Exclude folders for s3cmd sync

I am using s3cmd and i would like to know how to exclude all folders within a bucket and just sync the bucket root.
for example
bucket
folder/two/
folder/two/file.jpg
get.jpg
with the sync i just want it to sync the get.jpg and ignore the folder and its contents.
s3cmd --config sync s3://s3bucket (only sync root) local/
If someone could help that would be amazing i have already tried the --exclude but not sure how to use it in this situation?
You should indeed use the --exclude option. If you want to sync every file on the root but not the folders, you should try :
s3cmd --exclude="/*/*" sync local/ s3://s3bucket
Keep in mind that a folder doesn't really exist on S3. What seems to be a file file in a folder folder is just a file named folder/file! So you just have to exclude file with the pattern /*/*.
As mentioned by #physiocoder excluding a folder is done the following way:
s3cmd --exclude 'foldername/*'
So that is different from the question but I landed on this page due to its title.

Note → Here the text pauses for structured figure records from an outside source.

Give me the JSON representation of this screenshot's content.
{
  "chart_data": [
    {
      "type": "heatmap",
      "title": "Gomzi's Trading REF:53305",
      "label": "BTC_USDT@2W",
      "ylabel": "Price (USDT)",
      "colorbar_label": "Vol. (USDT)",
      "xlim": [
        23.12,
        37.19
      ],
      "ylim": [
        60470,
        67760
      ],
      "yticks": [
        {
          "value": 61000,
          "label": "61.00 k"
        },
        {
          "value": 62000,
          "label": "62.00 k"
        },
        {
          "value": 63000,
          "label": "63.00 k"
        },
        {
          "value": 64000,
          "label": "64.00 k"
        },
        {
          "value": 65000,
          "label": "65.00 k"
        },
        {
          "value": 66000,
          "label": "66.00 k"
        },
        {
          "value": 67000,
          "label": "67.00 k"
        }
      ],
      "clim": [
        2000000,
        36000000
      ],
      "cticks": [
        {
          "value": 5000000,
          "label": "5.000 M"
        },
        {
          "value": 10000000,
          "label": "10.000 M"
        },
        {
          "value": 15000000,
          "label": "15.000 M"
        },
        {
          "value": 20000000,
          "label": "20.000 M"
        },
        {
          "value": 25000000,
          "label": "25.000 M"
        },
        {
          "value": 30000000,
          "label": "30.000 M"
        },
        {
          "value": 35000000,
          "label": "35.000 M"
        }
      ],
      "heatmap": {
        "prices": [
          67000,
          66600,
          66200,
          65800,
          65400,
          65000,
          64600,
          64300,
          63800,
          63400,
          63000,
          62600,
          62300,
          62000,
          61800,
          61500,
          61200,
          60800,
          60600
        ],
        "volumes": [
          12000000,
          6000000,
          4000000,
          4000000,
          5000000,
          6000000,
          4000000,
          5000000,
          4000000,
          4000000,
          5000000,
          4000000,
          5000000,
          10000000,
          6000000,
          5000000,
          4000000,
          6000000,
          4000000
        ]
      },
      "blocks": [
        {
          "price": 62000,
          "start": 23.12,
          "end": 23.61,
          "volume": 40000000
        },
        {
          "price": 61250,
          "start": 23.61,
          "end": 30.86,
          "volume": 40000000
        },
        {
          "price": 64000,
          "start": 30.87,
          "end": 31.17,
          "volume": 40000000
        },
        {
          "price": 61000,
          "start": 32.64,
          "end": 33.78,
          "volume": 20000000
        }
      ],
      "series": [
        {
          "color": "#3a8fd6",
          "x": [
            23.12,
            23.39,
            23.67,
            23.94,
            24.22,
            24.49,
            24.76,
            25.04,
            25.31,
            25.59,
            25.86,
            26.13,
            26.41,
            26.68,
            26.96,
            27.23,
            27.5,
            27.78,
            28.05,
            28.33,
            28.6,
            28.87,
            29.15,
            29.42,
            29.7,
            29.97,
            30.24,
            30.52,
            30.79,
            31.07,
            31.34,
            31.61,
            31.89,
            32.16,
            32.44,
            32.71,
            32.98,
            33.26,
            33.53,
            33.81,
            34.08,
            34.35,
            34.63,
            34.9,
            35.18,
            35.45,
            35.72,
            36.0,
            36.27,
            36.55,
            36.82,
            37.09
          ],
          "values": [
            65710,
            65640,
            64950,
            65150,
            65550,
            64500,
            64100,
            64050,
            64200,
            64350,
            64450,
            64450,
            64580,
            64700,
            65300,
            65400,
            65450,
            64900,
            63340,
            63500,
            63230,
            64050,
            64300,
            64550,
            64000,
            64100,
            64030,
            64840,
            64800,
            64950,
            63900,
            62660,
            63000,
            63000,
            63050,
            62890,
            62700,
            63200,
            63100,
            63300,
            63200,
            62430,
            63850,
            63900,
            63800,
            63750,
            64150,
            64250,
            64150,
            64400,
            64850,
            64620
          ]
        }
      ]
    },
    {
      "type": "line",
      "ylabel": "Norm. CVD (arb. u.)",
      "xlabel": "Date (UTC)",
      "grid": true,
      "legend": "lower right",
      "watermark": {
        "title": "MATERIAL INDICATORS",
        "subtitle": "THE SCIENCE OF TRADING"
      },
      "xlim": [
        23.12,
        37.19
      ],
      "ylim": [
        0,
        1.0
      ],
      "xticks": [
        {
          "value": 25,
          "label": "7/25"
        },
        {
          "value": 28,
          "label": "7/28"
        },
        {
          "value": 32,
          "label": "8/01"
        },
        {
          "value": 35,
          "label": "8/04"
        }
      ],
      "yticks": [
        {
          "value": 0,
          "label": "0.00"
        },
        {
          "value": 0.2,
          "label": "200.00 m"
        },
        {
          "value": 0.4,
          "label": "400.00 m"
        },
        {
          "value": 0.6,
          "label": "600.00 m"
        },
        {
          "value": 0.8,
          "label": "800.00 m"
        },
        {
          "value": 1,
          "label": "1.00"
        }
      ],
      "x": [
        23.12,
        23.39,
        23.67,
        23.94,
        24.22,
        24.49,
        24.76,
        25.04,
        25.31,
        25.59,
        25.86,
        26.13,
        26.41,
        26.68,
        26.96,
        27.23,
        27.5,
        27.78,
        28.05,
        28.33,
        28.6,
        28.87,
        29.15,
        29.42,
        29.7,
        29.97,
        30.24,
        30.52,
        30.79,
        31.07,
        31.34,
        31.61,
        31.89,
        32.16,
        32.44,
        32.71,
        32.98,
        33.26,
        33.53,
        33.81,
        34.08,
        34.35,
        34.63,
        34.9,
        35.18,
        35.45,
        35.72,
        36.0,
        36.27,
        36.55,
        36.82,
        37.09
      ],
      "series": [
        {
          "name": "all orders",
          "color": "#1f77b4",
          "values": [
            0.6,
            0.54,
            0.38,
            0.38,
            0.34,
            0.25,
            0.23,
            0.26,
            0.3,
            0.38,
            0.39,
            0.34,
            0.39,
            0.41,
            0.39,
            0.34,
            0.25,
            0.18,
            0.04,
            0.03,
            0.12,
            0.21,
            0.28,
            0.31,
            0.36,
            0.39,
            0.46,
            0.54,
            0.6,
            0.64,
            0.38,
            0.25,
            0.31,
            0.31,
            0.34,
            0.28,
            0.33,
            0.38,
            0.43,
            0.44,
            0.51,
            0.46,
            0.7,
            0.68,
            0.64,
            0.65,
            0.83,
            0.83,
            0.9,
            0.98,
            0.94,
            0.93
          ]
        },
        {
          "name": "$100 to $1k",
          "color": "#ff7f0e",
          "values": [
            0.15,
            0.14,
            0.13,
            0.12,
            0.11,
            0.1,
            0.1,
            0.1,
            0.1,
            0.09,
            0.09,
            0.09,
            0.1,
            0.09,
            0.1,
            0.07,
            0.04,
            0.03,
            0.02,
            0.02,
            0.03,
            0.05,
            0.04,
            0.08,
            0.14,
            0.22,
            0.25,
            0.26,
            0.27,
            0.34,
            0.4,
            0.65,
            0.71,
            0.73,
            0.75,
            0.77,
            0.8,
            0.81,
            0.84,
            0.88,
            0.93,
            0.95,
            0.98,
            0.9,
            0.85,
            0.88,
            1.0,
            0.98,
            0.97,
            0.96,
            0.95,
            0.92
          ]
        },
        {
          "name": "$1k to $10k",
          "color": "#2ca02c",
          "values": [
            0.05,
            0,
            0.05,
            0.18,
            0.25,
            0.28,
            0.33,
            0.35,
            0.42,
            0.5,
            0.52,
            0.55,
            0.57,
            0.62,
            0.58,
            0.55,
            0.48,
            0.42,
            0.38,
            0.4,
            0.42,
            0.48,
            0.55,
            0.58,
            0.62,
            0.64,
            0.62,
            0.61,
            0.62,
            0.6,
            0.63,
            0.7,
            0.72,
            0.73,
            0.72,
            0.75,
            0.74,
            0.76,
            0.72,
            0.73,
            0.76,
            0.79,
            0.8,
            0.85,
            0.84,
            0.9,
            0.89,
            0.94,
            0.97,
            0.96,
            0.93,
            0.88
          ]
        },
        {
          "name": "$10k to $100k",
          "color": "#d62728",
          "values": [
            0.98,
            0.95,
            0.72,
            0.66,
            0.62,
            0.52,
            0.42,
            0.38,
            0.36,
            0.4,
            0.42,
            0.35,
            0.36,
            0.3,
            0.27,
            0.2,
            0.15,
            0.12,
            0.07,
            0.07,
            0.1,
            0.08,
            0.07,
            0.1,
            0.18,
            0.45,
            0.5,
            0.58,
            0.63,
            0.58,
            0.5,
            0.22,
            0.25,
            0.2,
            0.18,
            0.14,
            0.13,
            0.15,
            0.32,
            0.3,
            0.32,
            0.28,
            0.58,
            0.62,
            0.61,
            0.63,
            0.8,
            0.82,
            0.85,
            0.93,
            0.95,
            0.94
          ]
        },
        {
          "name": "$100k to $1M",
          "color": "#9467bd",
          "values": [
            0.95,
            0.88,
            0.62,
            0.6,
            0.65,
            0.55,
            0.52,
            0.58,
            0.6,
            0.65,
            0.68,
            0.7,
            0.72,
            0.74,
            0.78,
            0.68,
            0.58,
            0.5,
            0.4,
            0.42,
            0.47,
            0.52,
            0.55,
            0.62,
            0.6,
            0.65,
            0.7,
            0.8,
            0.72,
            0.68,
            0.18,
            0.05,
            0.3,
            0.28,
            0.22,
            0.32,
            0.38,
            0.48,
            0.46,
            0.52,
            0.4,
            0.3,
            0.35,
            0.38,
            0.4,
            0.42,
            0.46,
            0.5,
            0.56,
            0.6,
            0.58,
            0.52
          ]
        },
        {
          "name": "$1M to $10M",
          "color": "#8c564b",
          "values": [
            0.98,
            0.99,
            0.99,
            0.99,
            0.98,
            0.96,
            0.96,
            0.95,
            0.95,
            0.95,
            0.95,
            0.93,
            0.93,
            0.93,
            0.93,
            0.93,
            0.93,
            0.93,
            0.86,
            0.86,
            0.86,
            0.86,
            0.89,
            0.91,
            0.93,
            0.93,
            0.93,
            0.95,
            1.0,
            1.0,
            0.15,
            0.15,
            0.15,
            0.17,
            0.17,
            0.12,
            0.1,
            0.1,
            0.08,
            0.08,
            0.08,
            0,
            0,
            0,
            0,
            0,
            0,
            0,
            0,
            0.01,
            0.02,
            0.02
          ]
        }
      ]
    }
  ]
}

Moving many files in the same bucket

I've got 200k files in a bucket which I need to move into a sub folder within the same bucket, whats the best approach?
I recently encountered the same problem. I solved it using the command line API.
http://docs.aws.amazon.com/cli/latest/index.html
http://docs.aws.amazon.com/cli/latest/reference/s3/mv.html
aws s3 mv s3://BUCKETNAME/myfolder/photos/ s3://BUCKETNAME/myotherfolder/photos/ --recursive
I had a need for the objects to be publicly viewable, so I added the --acl public-read option.
Recently was able to do this with one command. Went much faster than individual requests for each file too.
Running a snippet like this:
aws s3 mv s3://bucket-name/ s3://bucket-name/subfolder --recursive --exclude "*" --include "*.txt"
Use the --include flag to selectively pick up the files you want
There is no 'Rename' operation though it would be great if there was.
Instead, you need to loop through each item that you want to rename, perform a copy to a new object and then a delete on the old object.
http://docs.amazonwebservices.com/AmazonS3/latest/API/RESTObjectCOPY.html
http://docs.amazonwebservices.com/AmazonS3/latest/API/RESTObjectDELETE.html
Note: for simplistic purposes I'm assuming you don't have versioning enabled on your bucket.
I had this same problem and I ended up using aws s3 mv along with a bash for loop.
I did aws ls bucket_name to get all of the files in the bucket. Then I decided which files I wanted to move and added them to file_names.txt.
Then I ran the following snippet to move all of the files:
for f in $(cat file_names.txt)
do
aws s3 mv s3://bucket-name/$f s3://bucket-name/subfolder/$f
done
if your files are in a folder, you can use s3cmd tool
s3cmd cp --recursive s3://bucket/folder/ s3://bucket/sub_folder/
Ps: I'm assuming you have already installed and configured s3cmd
The below script works perfectly to me without any issues
for i in `cat s3folders`
do
aws s3 mv s3://Bucket_Name/"$i"/ s3://Another_Bucket_Name/ --recursive
done
It also delete the empty folder from source once the files moved to the target.